Disinformation Station
As it probably goes without saying: 90 percent is a pretty jarring number. Of course, people have already become accustomed — to a degree — to the presence of bots, and AI-generated text-to-image programs have certainly been making big waves. Still, our default isn’t necessarily to assume that almost everything we come into digital contact with might be, well, fake.
“On a daily basis, people trust their own perception to guide them and tell them what is real and what is not,” reads the Europol report. “Auditory and visual recordings of an event are often treated as a truthful account of an event. But what if these media can be generated artificially, adapted to show events that never took place, to misrepresent events, or to distort the truth?”
Many Questions, Few Answers
The report focused pretty heavily on disinformation, notably that driven by deepfake technology. But that 90 percent figure raises other questions, too — what do AI systems like Dall-E and GPT-3 mean for artists, writers, and other content-generating creators?
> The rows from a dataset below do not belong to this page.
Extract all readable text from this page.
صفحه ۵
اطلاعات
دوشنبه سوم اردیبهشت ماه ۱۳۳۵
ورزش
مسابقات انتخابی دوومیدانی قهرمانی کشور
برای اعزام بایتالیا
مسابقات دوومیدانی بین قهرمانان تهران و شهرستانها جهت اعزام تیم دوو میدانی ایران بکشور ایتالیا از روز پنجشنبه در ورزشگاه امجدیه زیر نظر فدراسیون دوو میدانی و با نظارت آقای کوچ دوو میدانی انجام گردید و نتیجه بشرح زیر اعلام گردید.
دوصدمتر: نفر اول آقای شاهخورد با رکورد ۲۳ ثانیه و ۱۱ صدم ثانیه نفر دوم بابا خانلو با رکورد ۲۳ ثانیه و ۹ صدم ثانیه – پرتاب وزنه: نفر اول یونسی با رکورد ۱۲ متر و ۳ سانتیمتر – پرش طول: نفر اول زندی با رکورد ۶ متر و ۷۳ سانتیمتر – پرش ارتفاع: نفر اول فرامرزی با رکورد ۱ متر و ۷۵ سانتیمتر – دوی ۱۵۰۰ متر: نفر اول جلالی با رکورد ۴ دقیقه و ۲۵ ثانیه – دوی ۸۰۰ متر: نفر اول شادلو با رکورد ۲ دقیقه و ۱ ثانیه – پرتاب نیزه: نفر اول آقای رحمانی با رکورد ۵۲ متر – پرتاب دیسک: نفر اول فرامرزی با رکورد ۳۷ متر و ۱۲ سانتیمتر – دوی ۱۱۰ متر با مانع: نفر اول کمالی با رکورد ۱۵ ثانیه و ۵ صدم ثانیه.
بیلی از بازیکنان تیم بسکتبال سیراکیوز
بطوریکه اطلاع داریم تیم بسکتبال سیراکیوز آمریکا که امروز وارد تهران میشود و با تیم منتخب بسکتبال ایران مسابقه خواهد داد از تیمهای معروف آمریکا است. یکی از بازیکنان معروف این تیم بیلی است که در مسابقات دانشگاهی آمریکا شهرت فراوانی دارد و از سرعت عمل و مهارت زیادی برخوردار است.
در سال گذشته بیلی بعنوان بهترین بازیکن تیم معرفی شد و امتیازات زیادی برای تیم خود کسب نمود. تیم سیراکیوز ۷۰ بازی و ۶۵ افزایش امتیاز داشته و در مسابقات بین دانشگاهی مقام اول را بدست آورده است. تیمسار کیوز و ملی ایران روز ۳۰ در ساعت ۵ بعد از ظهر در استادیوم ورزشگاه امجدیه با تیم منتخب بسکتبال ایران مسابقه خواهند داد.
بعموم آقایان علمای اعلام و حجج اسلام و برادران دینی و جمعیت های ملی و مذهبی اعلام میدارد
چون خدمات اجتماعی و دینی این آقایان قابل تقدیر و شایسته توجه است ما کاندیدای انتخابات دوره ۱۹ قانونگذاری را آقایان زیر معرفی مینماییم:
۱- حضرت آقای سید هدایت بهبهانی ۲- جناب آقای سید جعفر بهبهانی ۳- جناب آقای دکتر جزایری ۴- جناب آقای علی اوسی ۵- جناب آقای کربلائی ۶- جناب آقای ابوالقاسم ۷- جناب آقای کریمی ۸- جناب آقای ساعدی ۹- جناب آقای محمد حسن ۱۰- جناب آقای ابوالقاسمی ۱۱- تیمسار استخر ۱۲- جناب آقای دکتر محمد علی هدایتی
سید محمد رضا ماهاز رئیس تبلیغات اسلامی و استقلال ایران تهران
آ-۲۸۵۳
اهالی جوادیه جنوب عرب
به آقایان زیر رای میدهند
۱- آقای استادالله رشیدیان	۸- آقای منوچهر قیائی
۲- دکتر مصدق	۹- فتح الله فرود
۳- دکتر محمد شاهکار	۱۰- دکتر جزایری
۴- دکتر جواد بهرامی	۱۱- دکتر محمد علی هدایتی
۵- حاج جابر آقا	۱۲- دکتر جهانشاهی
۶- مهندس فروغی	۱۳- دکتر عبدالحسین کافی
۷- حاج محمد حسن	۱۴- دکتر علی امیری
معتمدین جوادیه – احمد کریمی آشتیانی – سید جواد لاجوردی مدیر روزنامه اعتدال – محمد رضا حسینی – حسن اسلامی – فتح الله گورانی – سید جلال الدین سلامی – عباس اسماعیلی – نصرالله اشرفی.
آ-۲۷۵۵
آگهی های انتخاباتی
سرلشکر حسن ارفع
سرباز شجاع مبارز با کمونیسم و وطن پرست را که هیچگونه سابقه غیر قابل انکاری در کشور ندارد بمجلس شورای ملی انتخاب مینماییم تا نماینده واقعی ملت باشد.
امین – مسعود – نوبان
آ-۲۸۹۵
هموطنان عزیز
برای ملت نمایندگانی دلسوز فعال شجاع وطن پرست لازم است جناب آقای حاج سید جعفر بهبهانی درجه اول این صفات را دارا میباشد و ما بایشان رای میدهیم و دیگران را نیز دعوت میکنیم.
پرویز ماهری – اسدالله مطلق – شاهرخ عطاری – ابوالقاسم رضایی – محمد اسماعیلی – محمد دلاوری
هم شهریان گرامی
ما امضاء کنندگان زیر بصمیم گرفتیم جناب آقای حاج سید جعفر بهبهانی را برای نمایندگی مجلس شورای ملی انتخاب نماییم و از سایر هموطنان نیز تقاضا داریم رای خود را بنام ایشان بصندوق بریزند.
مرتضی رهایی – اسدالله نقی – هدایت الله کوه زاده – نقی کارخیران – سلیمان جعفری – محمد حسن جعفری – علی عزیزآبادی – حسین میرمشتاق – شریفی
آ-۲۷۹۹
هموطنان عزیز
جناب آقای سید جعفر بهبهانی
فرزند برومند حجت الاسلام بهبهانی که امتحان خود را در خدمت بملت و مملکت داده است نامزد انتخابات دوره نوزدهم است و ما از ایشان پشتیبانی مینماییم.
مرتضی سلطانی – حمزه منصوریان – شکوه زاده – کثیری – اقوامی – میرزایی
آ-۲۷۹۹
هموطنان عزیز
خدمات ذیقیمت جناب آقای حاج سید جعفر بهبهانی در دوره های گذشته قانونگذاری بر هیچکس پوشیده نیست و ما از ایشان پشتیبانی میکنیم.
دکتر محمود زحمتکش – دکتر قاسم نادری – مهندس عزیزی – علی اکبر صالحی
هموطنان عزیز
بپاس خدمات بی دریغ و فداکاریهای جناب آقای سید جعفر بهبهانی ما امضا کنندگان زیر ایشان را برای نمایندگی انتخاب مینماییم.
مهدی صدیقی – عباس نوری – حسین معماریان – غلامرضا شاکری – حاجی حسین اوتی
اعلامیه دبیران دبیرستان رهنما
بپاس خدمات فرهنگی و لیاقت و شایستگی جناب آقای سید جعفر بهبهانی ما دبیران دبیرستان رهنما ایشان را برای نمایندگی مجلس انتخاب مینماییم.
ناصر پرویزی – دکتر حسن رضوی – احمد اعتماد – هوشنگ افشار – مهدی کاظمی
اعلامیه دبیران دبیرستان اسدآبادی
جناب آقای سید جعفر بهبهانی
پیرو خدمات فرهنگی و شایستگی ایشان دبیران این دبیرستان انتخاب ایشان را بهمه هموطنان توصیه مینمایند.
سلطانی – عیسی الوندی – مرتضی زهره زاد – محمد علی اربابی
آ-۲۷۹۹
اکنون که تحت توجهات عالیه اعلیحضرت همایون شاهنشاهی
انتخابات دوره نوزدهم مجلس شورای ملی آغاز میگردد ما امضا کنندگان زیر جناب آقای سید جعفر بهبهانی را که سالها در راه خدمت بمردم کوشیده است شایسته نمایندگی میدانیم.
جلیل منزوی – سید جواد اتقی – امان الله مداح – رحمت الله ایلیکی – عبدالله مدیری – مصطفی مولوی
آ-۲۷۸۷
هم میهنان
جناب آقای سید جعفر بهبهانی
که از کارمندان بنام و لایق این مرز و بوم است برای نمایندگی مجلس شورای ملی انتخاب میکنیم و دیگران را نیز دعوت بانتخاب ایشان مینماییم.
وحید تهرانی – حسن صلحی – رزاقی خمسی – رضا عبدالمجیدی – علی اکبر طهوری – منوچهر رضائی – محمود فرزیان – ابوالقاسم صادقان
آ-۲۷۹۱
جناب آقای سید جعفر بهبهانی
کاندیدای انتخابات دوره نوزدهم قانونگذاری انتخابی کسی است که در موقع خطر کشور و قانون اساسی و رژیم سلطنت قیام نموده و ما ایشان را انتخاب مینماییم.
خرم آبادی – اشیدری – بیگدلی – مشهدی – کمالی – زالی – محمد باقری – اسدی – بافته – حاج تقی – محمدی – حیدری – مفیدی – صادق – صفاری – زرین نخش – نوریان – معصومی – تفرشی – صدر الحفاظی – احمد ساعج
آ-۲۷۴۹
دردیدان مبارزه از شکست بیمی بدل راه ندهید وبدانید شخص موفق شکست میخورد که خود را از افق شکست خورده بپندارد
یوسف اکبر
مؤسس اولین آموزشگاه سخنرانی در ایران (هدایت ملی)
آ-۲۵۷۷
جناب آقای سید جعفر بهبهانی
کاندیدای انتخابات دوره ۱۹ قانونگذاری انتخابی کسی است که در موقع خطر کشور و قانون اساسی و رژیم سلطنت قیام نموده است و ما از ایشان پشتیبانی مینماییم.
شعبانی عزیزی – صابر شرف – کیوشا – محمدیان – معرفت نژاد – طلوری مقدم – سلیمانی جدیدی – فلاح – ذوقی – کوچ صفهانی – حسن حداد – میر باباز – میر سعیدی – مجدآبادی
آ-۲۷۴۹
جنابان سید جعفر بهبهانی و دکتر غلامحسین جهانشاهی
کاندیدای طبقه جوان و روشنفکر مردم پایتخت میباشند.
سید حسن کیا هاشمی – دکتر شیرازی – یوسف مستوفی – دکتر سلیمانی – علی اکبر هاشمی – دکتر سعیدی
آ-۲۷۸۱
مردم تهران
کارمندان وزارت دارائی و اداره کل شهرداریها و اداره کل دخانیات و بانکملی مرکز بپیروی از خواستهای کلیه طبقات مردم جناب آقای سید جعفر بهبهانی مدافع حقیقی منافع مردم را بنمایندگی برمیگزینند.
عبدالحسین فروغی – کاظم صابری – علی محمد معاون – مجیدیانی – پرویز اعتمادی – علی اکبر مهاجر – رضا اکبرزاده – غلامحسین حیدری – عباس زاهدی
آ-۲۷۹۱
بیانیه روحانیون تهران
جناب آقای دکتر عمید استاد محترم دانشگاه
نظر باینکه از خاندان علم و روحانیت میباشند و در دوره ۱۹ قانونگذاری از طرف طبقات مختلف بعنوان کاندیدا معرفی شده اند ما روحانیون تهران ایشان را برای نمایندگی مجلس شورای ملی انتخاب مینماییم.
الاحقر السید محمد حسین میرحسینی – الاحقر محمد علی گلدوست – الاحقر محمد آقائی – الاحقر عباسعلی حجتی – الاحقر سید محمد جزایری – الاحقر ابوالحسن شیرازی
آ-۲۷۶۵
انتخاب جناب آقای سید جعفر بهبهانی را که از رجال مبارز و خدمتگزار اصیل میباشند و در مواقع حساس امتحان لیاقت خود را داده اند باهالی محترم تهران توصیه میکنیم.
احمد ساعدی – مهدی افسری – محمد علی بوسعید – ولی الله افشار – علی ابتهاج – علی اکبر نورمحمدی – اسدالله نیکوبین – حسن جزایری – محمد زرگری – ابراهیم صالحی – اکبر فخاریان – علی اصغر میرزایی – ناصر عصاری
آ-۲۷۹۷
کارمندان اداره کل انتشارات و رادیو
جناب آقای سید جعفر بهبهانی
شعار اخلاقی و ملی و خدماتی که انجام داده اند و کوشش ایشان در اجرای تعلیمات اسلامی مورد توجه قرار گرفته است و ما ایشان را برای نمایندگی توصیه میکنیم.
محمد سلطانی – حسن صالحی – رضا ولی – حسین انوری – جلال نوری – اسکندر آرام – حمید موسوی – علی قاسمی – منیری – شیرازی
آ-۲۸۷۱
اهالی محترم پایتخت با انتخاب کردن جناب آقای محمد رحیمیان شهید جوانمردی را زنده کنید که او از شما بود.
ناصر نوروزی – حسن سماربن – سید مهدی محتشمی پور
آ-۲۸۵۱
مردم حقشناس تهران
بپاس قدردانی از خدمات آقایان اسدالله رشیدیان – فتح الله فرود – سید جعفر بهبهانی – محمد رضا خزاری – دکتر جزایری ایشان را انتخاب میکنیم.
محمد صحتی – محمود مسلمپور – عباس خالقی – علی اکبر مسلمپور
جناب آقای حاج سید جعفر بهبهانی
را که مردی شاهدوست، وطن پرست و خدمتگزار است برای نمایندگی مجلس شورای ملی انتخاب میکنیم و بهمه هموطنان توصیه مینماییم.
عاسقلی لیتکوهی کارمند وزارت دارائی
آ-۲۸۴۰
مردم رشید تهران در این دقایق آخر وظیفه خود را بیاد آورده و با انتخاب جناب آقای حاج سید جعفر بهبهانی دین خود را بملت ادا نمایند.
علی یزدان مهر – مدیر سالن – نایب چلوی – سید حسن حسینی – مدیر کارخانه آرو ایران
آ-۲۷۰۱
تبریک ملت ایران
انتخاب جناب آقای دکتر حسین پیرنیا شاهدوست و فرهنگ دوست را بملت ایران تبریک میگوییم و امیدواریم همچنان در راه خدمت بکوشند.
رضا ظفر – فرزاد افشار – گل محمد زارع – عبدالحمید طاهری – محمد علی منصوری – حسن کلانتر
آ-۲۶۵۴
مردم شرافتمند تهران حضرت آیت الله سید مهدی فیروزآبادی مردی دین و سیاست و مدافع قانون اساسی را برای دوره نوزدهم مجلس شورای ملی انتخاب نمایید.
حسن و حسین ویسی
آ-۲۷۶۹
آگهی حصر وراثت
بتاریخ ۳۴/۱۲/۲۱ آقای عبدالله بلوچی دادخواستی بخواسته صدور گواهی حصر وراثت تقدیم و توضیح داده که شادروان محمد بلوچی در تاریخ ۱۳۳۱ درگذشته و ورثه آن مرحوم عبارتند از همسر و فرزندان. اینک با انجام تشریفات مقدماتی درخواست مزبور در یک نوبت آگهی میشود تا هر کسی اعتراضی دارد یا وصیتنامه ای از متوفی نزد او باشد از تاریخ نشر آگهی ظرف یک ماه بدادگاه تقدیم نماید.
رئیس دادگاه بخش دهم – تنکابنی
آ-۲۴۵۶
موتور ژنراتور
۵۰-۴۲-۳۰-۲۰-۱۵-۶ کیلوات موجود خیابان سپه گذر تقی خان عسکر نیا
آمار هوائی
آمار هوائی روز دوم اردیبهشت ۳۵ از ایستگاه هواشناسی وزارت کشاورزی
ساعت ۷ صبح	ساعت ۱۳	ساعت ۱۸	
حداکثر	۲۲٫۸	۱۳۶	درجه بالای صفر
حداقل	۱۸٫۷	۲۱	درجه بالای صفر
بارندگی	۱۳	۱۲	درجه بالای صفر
And circling back to disinformation once more, what will the dissemination of information, not to mention the consumption of it, actually look like in an era driven by that degree of AI-generated digital stuff?
Ultimately, we’re all trying to understand our rapidly evolving digital world — and so, our physical one, too — as it happens. But to that point: we’d do well to remember that big changes are very much in the works. Don’t proceed with, you know, paralyzing fear. But proceeding with some caution is probably a good idea.